Her husband points to scorch marks and holes his monk's habit sustained the previous night. "In the past we've been wary of processions that use banger carts, too," he says. "They'll drag a big oil drum along on wheels and drop a rookie [banger] into it. With the explosion contained, it gives a good, deep boom. But the kids are just beginning to enjoy that."
For local chef Andrew Augarde, known as Ogi, and his brother Tom, the more outlandishly macho elements of bonfire are the attraction. Embodying the spirit of the Robertsbridge as Roman centurions, they make the riveted steel breast-plates of their armour at the village forge, and insist that anyone wanting to join them does the same. Their battalion is now 20-strong, complete with helmets, shields, blunted replica swords and "bearskins" fashioned from old synthetic fur coats.
Not only has their all-conquering maleness been greeted with enthusiasm at events, but last summer it earnt them pocket money for an appearance at a Goldman Sachs banker's birthday party. The Sussex bonfires are without exception free to the public and all the contents of the collection tins goes to local charities.
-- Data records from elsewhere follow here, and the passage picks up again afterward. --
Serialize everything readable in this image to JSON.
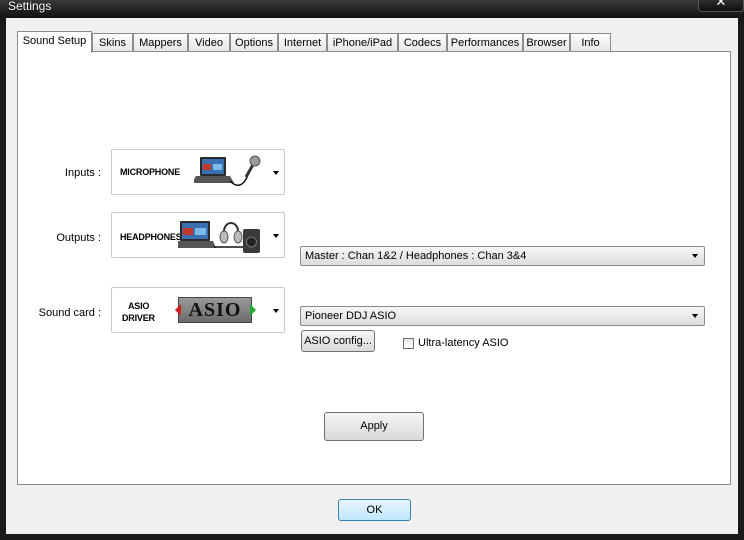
{
  "window": {
    "title": "Settings",
    "close_glyph": "✕"
  },
  "tabs": [
    {
      "label": "Sound Setup",
      "active": true
    },
    {
      "label": "Skins"
    },
    {
      "label": "Mappers"
    },
    {
      "label": "Video"
    },
    {
      "label": "Options"
    },
    {
      "label": "Internet"
    },
    {
      "label": "iPhone/iPad"
    },
    {
      "label": "Codecs"
    },
    {
      "label": "Performances"
    },
    {
      "label": "Browser"
    },
    {
      "label": "Info"
    }
  ],
  "sound_setup": {
    "inputs": {
      "label": "Inputs :",
      "device": "MICROPHONE",
      "icon": "laptop-microphone-icon"
    },
    "outputs": {
      "label": "Outputs :",
      "device": "HEADPHONES",
      "icon": "laptop-headphones-speaker-icon",
      "routing": "Master : Chan 1&2 / Headphones : Chan 3&4"
    },
    "sound_card": {
      "label": "Sound card :",
      "device_line1": "ASIO",
      "device_line2": "DRIVER",
      "logo_text": "ASIO",
      "selected": "Pioneer DDJ ASIO",
      "config_button": "ASIO config...",
      "ultra_latency": {
        "label": "Ultra-latency ASIO",
        "checked": false
      }
    },
    "apply_button": "Apply"
  },
  "footer": {
    "ok_button": "OK"
  }
}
The one element of bonfire that no one wants to talk about is the making of the effigy – the fancy edifice each society unveils at its home event, then razes to the ground. Its theme is usually topical, touching on local or national politics. Or it might celebrate the life of someone who was popular. "Just because we blow it up doesn't mean we're anti," explains John Goldsmith.
Battle, renowned for its ambitious effigies, was so secretive about this year's that it refuses to say anything despite knowing it will be ash by the time these words appear. Robertsbridge, to be fair, declines a photograph only because they haven't yet started to build theirs.
Past themes have ranged from Osama bin Laden to the ban on smoking in pubs. It's generally agreed that the most effective in recent memory was the Floods – a nod to the 1999 catastrophe that forced scores of local families to evacuate their homes. Impressively, the effigy incorporated a real inflatable lifeboat of the type that had been rescuing villagers via their first-floor windows.
The faggots are all neatly stacked back at Robertsbridge HQ, a converted chicken hut by the A21. Still nursing hangovers, but cheered by cups of tea and bacon baps, the society stalwarts have a production line going. One slashes strips of hessian from old sacks, another hammers nails, many hands are put to bandaging the bats in the sacking strips while some merely supply a stream of banter.
"You spend most of the year raising the money," says one in a tone of mock complaint. "You spend eight weeks doing the physical preparation, then you're into the season, the whole lot goes up in smoke, and it starts all over again."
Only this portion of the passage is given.